Ich nehme an, in England, in Großbritannien, war es ähnlich. Aber natürlich war Großbritannien bei Weitem nicht so stark zerstört wie Deutschland – wie die Großstädte Köln, Hamburg oder Dresden.
Damals, Anfang der 60er-Jahre, als ich hier meine Anfangszeit hatte, habe ich einen Taxifahrer gefragt: ‘Können Sie mich zum Opernhaus fahren?’ Und er sagte: ‘Zum alten oder zum neuen?’ Ich wusste gar nicht, dass es zwei gab. ‘Ja, die gibt es. Das Alte ist zerstört worden.’ – ‘Dann muss es wohl das Neue sein.’ So etwas zum Beispiel. Ich glaube, das Opernhaus war damals am Rudolfplatz, wenn ich mich richtig erinnere.
Aber um auf das Thema zurückzukommen: Die Deutschen waren damals alle so: ‘Was willst du mitmachen?’ – ‘Wir tun das!’ – ‘Wir schaffen es!’ Keiner hat irgendwo in der Ecke herumgelungert und geschlafen. Man hat etwas getan – und man wollte es auch. Und man konnte die positiven Effekte davon auch sehen.“
„Mit Kevin Keegan habe ich gequatscht, das Interview war eine halbe Stunde lang. Und wir haben drei verschiedene Themen behandelt: die Bundesliga, dann – das war kurz vor der Europameisterschaft 1980 in Italien – und schließlich alles über englischen Fußball. Und der hatte alle Zeit der Welt. Dann erzählte er auch, wie es ihm gefällt in Deutschland, besonders in Hamburg. Ich glaube aber, seiner Frau ging es damals nicht so gut in Hamburg, und wie wunderbar er dort behandelt worden ist. Und der war wirklich ein super Typ.
Auch ein super Typ war Björn Borg, der war so nett. Ich habe viele nette Sportler interviewt, die mir immer entgegengekommen sind, zum Beispiel auch Tony Woodcock. Mein erstes Interview mit einem Fußballer war übrigens Karl-Heinz Thielen. Er kam ins Studio in die Bruderstraße in Köln. Das muss 1963 gewesen sein. Ich weiß noch, der kam mit einem Porsche und dem Nummernschild K-H-T.

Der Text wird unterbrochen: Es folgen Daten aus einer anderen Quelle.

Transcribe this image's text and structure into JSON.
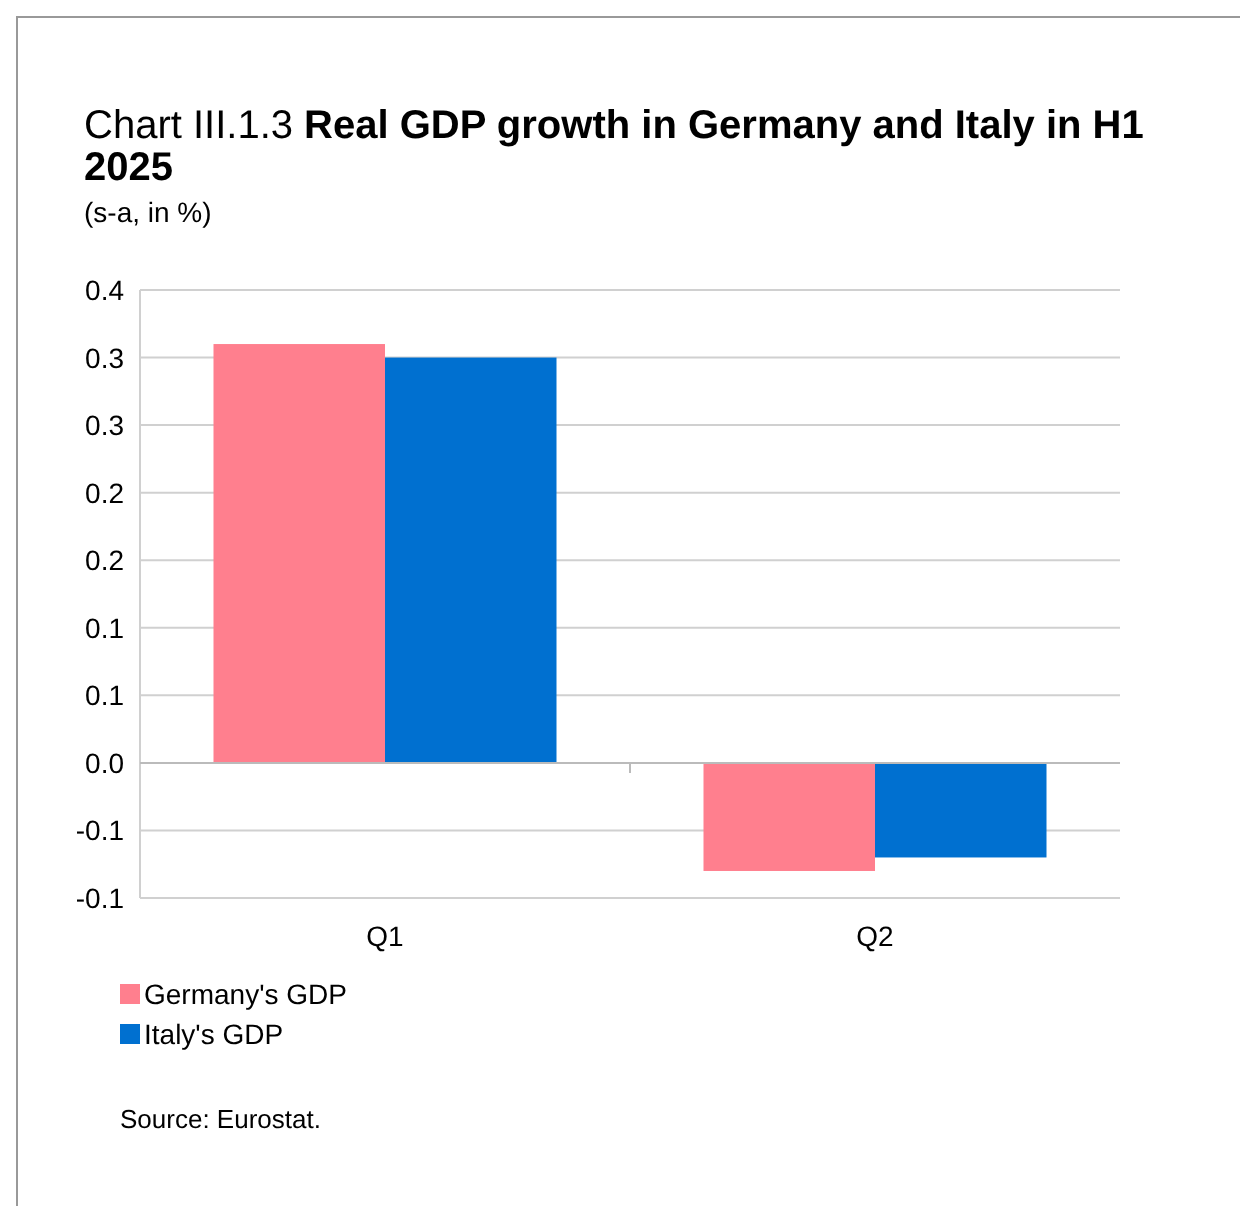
{
  "chart_data": {
    "type": "bar",
    "title": "Chart III.1.3 Real GDP growth in Germany and Italy in H1 2025",
    "subtitle": "(s-a, in %)",
    "categories": [
      "Q1",
      "Q2"
    ],
    "series": [
      {
        "name": "Germany's GDP",
        "color": "#ff7f8e",
        "values": [
          0.31,
          -0.08
        ]
      },
      {
        "name": "Italy's GDP",
        "color": "#0070d0",
        "values": [
          0.3,
          -0.07
        ]
      }
    ],
    "ylim": [
      -0.1,
      0.35
    ],
    "yticks": [
      {
        "value": -0.1,
        "label": "-0.1"
      },
      {
        "value": -0.05,
        "label": "-0.1"
      },
      {
        "value": 0,
        "label": "0.0"
      },
      {
        "value": 0.05,
        "label": "0.1"
      },
      {
        "value": 0.1,
        "label": "0.1"
      },
      {
        "value": 0.15,
        "label": "0.2"
      },
      {
        "value": 0.2,
        "label": "0.2"
      },
      {
        "value": 0.25,
        "label": "0.3"
      },
      {
        "value": 0.3,
        "label": "0.3"
      },
      {
        "value": 0.35,
        "label": "0.4"
      }
    ],
    "grid": "y",
    "legend": "bottom left",
    "annotations": [
      "Source: Eurostat."
    ]
  }
}
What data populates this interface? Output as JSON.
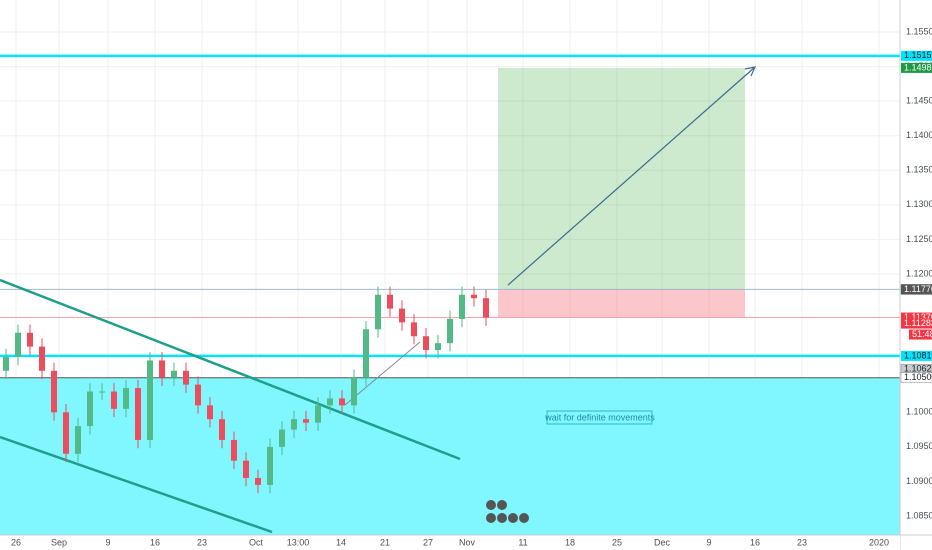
{
  "chart_data": {
    "type": "candlestick",
    "ylim": [
      1.08225,
      1.15963
    ],
    "yticks": [
      {
        "value": 1.155,
        "label": "1.15500"
      },
      {
        "value": 1.15,
        "label": "1.15000"
      },
      {
        "value": 1.145,
        "label": "1.14500"
      },
      {
        "value": 1.14,
        "label": "1.14000"
      },
      {
        "value": 1.135,
        "label": "1.13500"
      },
      {
        "value": 1.13,
        "label": "1.13000"
      },
      {
        "value": 1.125,
        "label": "1.12500"
      },
      {
        "value": 1.12,
        "label": "1.12000"
      },
      {
        "value": 1.1,
        "label": "1.10000"
      },
      {
        "value": 1.095,
        "label": "1.09500"
      },
      {
        "value": 1.09,
        "label": "1.09000"
      },
      {
        "value": 1.085,
        "label": "1.08500"
      }
    ],
    "xticks": [
      "26",
      "Sep",
      "9",
      "16",
      "23",
      "Oct",
      "13:00",
      "14",
      "21",
      "27",
      "Nov",
      "11",
      "18",
      "25",
      "Dec",
      "9",
      "16",
      "23",
      "2020"
    ],
    "up_color": "#53b987",
    "down_color": "#eb4d5c",
    "open": [
      1.106,
      1.108,
      1.1115,
      1.1095,
      1.106,
      1.1,
      1.094,
      1.098,
      1.103,
      1.103,
      1.1005,
      1.1035,
      1.096,
      1.1075,
      1.105,
      1.106,
      1.104,
      1.101,
      1.099,
      1.096,
      1.093,
      1.0905,
      1.0895,
      1.095,
      1.0975,
      1.099,
      1.0985,
      1.101,
      1.102,
      1.101,
      1.105,
      1.112,
      1.117,
      1.115,
      1.113,
      1.111,
      1.109,
      1.11,
      1.1135,
      1.117,
      1.1165
    ],
    "high": [
      1.1092,
      1.1127,
      1.1127,
      1.1107,
      1.1072,
      1.1012,
      1.0992,
      1.1042,
      1.1042,
      1.1042,
      1.1047,
      1.1047,
      1.1087,
      1.1087,
      1.1072,
      1.1072,
      1.1052,
      1.1022,
      1.1002,
      1.0972,
      1.0942,
      1.0917,
      1.0962,
      1.0987,
      1.1002,
      1.1002,
      1.1022,
      1.1032,
      1.1032,
      1.1062,
      1.1132,
      1.1182,
      1.1182,
      1.1162,
      1.1142,
      1.1122,
      1.1112,
      1.1147,
      1.1182,
      1.1182,
      1.1177
    ],
    "low": [
      1.1048,
      1.1068,
      1.1083,
      1.1048,
      1.0988,
      1.0928,
      1.0928,
      1.0968,
      1.1018,
      1.0993,
      1.0993,
      1.0948,
      1.0948,
      1.1038,
      1.1038,
      1.1028,
      1.0998,
      1.0978,
      1.0948,
      1.0918,
      1.0893,
      1.0883,
      1.0883,
      1.0938,
      1.0963,
      1.0973,
      1.0973,
      1.0998,
      1.0998,
      1.0998,
      1.1038,
      1.1108,
      1.1138,
      1.1118,
      1.1098,
      1.1078,
      1.1078,
      1.1088,
      1.1123,
      1.1153,
      1.1125
    ],
    "close": [
      1.108,
      1.1115,
      1.1095,
      1.106,
      1.1,
      1.094,
      1.098,
      1.103,
      1.103,
      1.1005,
      1.1035,
      1.096,
      1.1075,
      1.105,
      1.106,
      1.104,
      1.101,
      1.099,
      1.096,
      1.093,
      1.0905,
      1.0895,
      1.095,
      1.0975,
      1.099,
      1.0985,
      1.101,
      1.102,
      1.101,
      1.105,
      1.112,
      1.117,
      1.115,
      1.113,
      1.111,
      1.109,
      1.11,
      1.1135,
      1.117,
      1.1165,
      1.1137
    ],
    "markers": [
      {
        "price": 1.15155,
        "color": "#00e5ff"
      },
      {
        "price": 1.14981,
        "color": "#1e9a45"
      },
      {
        "price": 1.11778,
        "color": "#b2c7d6"
      },
      {
        "price": 1.11776,
        "color": "#555555"
      },
      {
        "price": 1.1137,
        "label": "1.11370",
        "color": "#f23645"
      },
      {
        "price": 1.11283,
        "color": "#f23645"
      },
      {
        "price": 1.10815,
        "color": "#00e5ff"
      },
      {
        "price": 1.10623,
        "color": "#c5cbce"
      },
      {
        "price": 1.105,
        "label": "1.10500",
        "color": "#ffffff"
      }
    ],
    "countdown": "51:48",
    "annotation": "wait for definite movements"
  }
}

Ich habe in den letzten 15 Jahren drei verschiedene Krebskrankheiten gehabt, aber alle überstanden. Das ist für mich dank Deutschland. Die Behandlung hier – oder in Köln jetzt besonders. Ich befürchte, wenn ich zum Beispiel in Großbritannien leben würde, dann wäre ich tot. Ich hätte nicht diese Behandlung bekommen, die ich hier bekommen habe. Und ich bin auch Köln und Deutschland sehr dankbar, dass ich das alles konnte. Dass ich dieses wunderschöne Leben gehabt habe und so viele Menschen getroffen habe – so viele nette Menschen auch. Man trifft auch ein paar Idioten, aber das tut man im Leben sowieso.
Ich weiß noch, zum Beispiel vom WDR – die Leute, wir haben uns oft einfach unter der Woche getroffen. Direkt gegenüber vom Eingang des WDR ist eine kleine Kneipe. Ich weiß gar nicht mehr, wie die heißt, aber wir haben uns oft da getroffen und einfach ein bisschen gequatscht und erzählt und ein Kölsch getrunken. Und da war diese Art von Zusammensein, das war der Zusammenhalt. Und das war richtig schön da. Ich muss sagen, es war eine wunderbare Geschichte.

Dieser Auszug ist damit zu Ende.